そのストーリーは、ベルとナタリーがいろんな人や動物に出会うのだけど、
その子たちの一般的には欠点とよばれる性質は、ふつうの世界では嫌われたり避けられたりするのだけど、
奥の奥には純粋な想いがあったり、欠点と呼ばれる部分を補うような人が現れたり、そのことで補っているようで救われる人がいたりして…
とにかく、誰のことも否定しない循環のストーリーで、私自身がそのストーリーで私を癒していた。

そうこうしているうちに、雑貨店兼カフェ兼出版社というふしぎな会社に就職した。
私たちのZINEをおいてくれたところで、生まれてはじめて、ここで働きたいなぁと思った場所だった。

働きながら、ベルとナタリーの物語を書いては、製本して、雑貨屋さんやカフェの展示会に出品させてもらった。

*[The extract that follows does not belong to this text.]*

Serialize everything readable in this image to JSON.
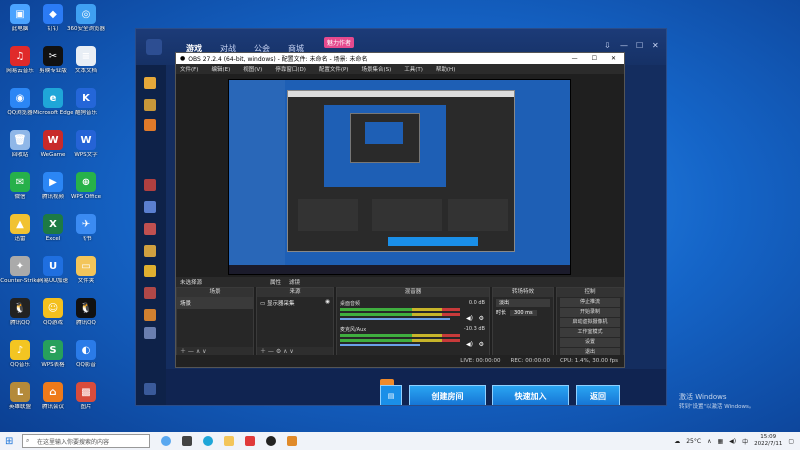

本の中のベルとナタリーの物語はすすみ、ベルは古い一軒家でカフェのようなお店を始めて、家みたいな場所だけどいろんな人が出入りをするお店で、ベルの日常が変化するお話ができた。

そのお話を書きながら、「お店があったらいいな」と思った。
ふつうの家は友達や知り合いしかこないけれど、お店ならばいろんな人が出入りして、物語が日々展開する。
なんて、たのしそうなんだろう!
そう思うと、リアルなわたしと、物語のなかにいるわたしが重なり、お店が欲しくなった。

リアルな世界にやりたい職業はひとつもなかったのに、はじめて、やりたいことが生まれた。

今、世の中にあるものの中から、やりたいことを探す選択肢が、ほとんどだ。
けれど、自分の中にある“種”から育てる仕事も、またあると思う。
それは大きくカテゴライズすれば、既存の呼び名があるかもしれないけれど、中身はまるで違う場合もあるし、
そもそもカテゴライズするのさえ、難しいものもある。

適職、天職、使命、本当にやりたいこと…
外の世界を見ても、しっくりこなくて途方にくれたときは、
自分の内側にある“種”をみつけること。
“種”をみつければ、それを育てられるのは自分だけだから、
やりがいも夢もしぜんに生まれてくるのです。 

ここではその“種”になるものを、みつけたり
育てるのに、ヒントになればいいな、と思う話をシェアしたいと思っています。